For long term investors, a blue chip stock is considered one that is highly stable, has a large trading volume, and has a more than probable chance of long term future growth. Money managers look to these types of companies to even out the bumps in their portfolios because they tend to reflect the marketplace that they are in, and they are often far more stable than the indices that pick them up. For example, a blossoming blue chip stock like Apple has a beta of 0.994, indicating that it is slightly more stable than the NASDAQ. General Electric, a blue chip that has seen struggles over the last few years, has a beta of 1.271, which means it is a bit more volatile than its index. These are good measurements of what traders can expect over the short term, but long term prognoses are more favorable.
Looking back at 2015, the S&P 500 and the Dow Jones showed almost no movement for the year, although the NASDAQ did go up by about 6 percent. Sideways motion is a trader’s worst enemy, but for those that paid attention throughout the year, this was a rollercoaster of a ride that ended almost exactly where it started. By just looking at the starting and ending points, it could be easy to miss the fact that there was a ton of money making opportunities throughout the year. 2016 promises to be even better than the previous year, although this remains to be seen, of course.
One exercise that many long term analysts like to partake in is to try and scout out what the next big blue chip stock is most likely to be. A few names have been tossed out, including Facebook, British Petroleum, Netflix, and Alphabet—the company formerly known as Google. These all have specific upsides, and downsides, too.
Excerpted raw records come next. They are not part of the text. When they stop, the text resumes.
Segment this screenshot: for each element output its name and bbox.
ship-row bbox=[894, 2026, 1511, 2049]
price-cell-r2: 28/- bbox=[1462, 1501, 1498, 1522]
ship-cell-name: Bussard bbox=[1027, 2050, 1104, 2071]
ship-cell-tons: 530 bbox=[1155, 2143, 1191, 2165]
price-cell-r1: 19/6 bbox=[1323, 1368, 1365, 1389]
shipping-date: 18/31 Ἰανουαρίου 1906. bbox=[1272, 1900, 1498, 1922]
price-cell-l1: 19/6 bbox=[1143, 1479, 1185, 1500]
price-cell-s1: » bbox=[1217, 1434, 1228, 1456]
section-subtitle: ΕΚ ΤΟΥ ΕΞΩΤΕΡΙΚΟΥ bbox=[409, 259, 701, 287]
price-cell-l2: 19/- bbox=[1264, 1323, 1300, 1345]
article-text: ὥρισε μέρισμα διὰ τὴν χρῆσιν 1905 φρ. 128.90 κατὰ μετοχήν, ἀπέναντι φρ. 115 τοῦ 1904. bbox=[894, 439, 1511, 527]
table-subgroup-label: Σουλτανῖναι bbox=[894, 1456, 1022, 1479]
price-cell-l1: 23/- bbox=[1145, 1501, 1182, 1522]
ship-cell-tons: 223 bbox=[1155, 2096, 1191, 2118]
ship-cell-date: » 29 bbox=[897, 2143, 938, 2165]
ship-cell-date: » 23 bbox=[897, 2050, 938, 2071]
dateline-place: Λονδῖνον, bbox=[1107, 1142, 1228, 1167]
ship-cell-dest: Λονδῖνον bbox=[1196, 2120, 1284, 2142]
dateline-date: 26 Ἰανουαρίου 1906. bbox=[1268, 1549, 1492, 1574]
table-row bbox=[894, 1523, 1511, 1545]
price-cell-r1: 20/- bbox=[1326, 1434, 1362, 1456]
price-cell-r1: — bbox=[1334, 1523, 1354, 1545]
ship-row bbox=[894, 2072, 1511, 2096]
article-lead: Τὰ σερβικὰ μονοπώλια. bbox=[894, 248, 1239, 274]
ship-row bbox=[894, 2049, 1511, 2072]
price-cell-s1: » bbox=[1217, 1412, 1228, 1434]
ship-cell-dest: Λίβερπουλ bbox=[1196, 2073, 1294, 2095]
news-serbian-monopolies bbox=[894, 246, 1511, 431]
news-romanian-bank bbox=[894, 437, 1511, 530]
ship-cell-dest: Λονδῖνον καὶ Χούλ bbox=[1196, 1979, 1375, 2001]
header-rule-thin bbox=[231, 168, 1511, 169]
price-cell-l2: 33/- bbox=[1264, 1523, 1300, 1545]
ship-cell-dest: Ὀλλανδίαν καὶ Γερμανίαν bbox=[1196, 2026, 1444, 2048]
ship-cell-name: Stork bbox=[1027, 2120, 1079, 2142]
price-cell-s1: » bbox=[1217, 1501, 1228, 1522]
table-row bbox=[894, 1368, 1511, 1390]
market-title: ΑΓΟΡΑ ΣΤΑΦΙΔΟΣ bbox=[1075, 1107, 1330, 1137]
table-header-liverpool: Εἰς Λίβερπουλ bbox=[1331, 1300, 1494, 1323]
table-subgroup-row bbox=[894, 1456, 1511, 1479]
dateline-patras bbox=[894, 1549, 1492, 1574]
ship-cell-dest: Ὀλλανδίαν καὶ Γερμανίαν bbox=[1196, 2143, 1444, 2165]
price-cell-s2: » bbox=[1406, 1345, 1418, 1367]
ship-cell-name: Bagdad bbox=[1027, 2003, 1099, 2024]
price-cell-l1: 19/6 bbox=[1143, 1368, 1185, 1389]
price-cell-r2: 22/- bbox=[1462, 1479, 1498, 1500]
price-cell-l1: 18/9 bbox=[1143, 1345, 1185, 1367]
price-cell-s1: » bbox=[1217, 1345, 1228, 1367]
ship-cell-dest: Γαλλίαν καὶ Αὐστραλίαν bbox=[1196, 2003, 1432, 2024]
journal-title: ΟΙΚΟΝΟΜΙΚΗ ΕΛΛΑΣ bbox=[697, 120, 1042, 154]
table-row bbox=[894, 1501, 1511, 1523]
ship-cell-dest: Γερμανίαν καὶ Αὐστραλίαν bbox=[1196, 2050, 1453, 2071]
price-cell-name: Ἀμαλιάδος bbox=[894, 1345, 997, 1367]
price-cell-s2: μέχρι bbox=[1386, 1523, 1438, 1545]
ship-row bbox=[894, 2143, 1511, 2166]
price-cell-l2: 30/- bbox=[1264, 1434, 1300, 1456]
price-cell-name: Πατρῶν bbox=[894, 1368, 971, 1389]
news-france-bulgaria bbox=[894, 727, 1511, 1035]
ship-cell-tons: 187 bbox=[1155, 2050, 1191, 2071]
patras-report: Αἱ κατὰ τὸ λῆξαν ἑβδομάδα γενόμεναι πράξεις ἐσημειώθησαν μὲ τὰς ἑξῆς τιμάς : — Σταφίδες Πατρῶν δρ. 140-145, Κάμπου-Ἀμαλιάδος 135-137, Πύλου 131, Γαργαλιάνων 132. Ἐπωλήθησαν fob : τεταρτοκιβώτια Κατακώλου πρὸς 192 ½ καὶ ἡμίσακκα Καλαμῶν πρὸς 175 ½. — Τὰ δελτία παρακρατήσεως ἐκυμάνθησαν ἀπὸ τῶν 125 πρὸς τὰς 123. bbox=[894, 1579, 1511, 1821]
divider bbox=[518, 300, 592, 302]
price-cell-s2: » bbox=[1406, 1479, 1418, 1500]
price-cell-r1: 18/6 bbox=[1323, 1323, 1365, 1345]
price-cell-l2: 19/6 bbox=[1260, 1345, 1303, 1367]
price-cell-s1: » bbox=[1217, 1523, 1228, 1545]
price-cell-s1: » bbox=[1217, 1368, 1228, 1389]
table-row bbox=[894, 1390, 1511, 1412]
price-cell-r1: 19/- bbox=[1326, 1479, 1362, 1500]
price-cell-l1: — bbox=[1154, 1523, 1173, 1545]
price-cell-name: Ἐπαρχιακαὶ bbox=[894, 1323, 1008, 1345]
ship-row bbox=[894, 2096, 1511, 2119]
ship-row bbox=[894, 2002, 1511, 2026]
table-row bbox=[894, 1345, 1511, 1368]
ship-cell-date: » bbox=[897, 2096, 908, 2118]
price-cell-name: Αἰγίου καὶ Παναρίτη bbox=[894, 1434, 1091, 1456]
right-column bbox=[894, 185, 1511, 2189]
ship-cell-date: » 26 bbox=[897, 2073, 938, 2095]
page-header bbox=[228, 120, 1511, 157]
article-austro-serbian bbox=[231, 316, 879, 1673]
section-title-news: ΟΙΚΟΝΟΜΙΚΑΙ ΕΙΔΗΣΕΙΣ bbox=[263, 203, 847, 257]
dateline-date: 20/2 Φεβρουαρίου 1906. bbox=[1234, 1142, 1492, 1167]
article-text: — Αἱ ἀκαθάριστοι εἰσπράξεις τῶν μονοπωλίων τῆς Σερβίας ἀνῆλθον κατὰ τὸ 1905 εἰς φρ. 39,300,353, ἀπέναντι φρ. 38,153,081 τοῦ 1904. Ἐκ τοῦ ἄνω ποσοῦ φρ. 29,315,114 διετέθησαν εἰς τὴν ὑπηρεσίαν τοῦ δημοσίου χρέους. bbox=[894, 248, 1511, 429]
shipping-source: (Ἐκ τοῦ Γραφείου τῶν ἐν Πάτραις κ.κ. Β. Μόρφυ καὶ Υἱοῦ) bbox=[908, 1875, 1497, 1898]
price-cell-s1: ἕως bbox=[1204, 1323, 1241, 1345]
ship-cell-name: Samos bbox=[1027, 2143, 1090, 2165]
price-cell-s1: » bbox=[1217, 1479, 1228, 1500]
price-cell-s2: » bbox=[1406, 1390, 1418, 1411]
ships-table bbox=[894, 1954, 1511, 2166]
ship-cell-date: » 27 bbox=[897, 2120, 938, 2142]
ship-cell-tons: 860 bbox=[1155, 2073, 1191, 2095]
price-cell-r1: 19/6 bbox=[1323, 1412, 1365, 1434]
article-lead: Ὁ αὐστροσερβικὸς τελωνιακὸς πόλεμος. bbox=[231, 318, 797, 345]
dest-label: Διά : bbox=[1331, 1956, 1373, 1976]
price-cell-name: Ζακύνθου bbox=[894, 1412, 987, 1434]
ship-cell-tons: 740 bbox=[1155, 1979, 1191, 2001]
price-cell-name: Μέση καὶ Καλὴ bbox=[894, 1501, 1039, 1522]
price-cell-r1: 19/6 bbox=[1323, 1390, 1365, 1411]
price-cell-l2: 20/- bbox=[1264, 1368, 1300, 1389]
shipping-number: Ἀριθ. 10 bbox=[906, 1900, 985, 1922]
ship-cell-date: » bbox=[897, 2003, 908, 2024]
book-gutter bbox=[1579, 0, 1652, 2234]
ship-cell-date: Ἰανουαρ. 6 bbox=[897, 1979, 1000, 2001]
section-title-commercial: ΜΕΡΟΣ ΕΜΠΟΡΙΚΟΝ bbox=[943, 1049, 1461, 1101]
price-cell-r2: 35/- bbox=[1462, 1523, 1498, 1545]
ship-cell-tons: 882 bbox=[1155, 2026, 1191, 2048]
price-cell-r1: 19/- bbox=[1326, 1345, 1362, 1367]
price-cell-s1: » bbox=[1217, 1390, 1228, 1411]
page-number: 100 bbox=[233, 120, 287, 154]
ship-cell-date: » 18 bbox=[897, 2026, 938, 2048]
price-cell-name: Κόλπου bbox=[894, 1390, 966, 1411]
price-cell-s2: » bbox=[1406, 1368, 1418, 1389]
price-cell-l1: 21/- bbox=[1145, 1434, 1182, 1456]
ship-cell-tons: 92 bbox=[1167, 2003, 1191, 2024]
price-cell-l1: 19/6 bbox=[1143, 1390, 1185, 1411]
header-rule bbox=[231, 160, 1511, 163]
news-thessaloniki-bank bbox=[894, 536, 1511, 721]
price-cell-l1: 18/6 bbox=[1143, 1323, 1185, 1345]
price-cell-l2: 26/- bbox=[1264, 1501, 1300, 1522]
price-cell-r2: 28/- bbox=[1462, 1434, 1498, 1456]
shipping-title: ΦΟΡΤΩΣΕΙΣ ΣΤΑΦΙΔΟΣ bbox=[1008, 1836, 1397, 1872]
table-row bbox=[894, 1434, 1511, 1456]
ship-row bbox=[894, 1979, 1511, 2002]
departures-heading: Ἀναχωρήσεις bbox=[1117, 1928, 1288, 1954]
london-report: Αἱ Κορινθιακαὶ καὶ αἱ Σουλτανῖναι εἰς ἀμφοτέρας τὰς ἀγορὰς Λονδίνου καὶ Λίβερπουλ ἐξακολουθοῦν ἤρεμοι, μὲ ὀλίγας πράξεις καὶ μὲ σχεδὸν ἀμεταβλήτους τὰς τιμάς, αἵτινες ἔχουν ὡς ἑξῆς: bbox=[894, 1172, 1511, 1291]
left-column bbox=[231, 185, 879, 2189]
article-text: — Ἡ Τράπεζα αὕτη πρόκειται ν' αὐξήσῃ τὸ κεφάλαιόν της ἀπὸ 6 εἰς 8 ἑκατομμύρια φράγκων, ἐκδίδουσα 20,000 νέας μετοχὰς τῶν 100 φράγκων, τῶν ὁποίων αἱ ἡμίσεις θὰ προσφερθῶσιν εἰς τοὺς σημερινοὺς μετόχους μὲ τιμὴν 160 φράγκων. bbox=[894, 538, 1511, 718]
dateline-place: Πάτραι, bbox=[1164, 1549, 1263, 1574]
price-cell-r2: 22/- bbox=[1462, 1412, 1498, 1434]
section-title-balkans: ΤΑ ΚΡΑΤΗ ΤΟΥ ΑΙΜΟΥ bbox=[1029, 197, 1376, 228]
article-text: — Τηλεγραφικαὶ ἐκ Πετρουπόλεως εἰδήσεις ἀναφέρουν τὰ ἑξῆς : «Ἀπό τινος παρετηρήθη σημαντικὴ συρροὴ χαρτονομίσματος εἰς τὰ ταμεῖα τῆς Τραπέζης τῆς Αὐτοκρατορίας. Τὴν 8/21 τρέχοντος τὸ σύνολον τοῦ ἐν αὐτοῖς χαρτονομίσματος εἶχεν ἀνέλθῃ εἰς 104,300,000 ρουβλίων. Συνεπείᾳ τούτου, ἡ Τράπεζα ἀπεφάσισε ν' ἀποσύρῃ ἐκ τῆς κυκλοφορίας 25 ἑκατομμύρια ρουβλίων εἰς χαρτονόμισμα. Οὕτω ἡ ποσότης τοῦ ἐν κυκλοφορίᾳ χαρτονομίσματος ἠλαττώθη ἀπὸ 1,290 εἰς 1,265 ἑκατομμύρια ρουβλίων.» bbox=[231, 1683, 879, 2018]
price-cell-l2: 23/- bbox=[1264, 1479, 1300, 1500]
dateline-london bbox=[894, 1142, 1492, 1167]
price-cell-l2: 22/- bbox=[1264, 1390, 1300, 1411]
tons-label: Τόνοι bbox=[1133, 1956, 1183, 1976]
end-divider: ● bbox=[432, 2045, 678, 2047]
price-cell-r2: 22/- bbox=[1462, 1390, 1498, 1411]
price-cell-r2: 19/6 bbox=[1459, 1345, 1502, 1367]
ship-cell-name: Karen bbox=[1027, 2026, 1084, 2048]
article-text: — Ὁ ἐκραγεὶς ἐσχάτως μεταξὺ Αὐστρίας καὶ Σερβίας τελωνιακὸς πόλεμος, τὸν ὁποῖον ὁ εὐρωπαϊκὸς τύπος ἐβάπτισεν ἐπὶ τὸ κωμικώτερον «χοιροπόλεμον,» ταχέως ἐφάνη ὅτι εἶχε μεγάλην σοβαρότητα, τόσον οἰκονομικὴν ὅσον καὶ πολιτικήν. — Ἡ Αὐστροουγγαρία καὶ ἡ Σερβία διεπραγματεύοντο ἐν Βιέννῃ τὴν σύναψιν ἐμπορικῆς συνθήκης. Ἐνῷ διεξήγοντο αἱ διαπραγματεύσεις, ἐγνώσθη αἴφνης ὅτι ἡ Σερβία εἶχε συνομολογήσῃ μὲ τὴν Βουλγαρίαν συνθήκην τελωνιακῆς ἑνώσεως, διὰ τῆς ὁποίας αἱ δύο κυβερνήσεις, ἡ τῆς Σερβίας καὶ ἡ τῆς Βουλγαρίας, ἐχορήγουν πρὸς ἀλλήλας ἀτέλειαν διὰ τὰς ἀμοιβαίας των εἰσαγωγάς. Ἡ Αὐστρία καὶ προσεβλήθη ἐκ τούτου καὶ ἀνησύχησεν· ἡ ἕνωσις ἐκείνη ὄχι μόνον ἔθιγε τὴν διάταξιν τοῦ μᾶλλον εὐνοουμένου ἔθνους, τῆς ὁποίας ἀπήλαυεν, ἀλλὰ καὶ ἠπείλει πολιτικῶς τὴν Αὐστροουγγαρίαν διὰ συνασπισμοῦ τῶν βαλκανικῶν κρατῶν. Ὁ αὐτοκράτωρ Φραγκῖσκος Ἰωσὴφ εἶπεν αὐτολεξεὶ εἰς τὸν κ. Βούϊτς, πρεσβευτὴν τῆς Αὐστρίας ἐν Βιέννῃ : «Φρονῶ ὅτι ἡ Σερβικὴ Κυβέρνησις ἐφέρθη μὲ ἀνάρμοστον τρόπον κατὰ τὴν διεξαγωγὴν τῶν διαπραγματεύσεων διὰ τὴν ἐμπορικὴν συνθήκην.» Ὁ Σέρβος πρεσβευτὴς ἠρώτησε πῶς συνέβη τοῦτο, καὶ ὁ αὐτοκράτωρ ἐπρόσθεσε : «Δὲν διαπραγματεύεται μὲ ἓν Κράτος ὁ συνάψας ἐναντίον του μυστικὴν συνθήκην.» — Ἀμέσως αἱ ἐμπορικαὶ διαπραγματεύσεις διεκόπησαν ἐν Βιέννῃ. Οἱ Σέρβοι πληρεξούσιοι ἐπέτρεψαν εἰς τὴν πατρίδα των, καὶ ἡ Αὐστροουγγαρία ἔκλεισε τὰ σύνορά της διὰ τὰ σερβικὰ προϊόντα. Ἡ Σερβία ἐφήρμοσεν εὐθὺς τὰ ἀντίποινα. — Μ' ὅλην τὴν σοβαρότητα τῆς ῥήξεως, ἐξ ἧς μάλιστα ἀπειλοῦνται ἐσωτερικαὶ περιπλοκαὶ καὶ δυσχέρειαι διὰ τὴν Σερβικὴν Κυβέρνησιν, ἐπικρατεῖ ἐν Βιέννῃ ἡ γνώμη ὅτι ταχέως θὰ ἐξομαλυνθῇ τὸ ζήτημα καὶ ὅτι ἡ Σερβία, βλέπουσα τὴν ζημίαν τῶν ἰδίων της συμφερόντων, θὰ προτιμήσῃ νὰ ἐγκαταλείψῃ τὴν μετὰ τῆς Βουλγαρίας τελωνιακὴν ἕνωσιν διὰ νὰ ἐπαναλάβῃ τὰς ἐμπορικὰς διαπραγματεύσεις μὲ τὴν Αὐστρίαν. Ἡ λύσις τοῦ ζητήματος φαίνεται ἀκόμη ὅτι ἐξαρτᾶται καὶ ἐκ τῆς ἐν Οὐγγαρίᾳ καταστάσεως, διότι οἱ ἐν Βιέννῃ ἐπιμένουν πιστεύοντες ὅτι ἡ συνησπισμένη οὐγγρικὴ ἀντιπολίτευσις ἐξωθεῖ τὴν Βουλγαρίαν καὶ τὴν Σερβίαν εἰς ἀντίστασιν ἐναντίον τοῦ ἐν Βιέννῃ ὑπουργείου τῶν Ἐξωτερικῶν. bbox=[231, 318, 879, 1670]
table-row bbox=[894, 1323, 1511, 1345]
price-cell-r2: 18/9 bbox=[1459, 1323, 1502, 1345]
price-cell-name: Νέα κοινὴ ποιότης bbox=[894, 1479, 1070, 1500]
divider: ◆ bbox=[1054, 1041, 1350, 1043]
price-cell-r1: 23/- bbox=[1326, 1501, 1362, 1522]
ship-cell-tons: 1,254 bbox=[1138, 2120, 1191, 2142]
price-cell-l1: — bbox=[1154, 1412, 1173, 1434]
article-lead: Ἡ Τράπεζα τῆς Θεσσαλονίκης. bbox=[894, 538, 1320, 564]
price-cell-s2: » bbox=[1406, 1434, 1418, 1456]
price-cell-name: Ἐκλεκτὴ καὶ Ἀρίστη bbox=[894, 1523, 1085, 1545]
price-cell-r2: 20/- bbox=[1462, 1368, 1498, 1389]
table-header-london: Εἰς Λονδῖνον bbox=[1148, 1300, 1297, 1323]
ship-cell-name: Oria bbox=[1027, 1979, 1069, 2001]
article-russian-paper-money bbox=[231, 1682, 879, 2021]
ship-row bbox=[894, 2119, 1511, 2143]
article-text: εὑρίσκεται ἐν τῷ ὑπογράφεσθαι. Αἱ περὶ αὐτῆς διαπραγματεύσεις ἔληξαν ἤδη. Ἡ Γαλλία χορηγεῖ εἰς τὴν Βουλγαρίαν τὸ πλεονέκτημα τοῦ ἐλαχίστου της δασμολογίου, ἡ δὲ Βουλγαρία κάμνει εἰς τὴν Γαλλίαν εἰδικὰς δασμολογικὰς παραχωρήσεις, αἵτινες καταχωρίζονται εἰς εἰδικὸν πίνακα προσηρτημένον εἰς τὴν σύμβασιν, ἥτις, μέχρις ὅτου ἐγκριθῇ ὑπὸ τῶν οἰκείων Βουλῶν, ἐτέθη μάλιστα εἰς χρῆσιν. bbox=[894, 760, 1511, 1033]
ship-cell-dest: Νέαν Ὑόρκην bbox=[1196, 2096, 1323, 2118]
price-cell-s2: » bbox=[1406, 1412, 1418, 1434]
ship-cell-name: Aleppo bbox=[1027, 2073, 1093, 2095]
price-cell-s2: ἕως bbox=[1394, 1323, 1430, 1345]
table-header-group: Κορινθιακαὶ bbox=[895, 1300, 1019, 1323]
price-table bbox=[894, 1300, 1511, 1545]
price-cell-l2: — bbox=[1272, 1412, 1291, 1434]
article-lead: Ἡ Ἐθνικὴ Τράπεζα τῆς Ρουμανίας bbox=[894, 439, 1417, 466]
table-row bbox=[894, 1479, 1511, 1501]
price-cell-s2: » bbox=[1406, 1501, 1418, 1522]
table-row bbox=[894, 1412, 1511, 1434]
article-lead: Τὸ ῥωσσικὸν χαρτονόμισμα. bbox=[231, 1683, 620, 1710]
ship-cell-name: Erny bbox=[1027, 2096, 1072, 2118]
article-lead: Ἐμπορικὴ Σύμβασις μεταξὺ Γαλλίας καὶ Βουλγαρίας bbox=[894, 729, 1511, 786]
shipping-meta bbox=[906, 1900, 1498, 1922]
However, because of their long term appeal, these companies are likely to be around in 50 years, and thus have a good chance of being consistent money makers during that time period.
This information really doesn’t help short term traders, specifically binary options traders where the longest trade available are up to one year in length. But, because they do have a good long term outlook, that upward motion needs to start somewhere. It puts the overall trend of these companies on an upward slant, and that means that the ups will eventually outweigh the downs, assuming the analysts that came up with this list were correct in their predictions. Companies like Alphabet and Netflix have strong followings, and they are currently big innovators. BP is also a solid choice as the need for oil will only grow over time. Once the price of crude begins to find traction, this company is likely to see some solid forward movement. However, social media companies, like Facebook, do not have the same guarantees behind them. Social media is a very new industry still, and although Facebook is the industry leader in this sub-sector, there’s a lot of turmoil here and a lot of kinks to still be worked out. It looks like some of their initial growing pains are behind them, but there are likely to be many changes in the industry over the coming years. The same argument can be made for companies like Alphabet and Netflix, but these companies have a much more tangible product without the same level of competition.
Because this information is stretched out so far into the future, it’s hard to formulate short term strategies, but looking at these as starting points for your binary trades or day trades can be a good way to get an idea of what the market is doing, and how you should act.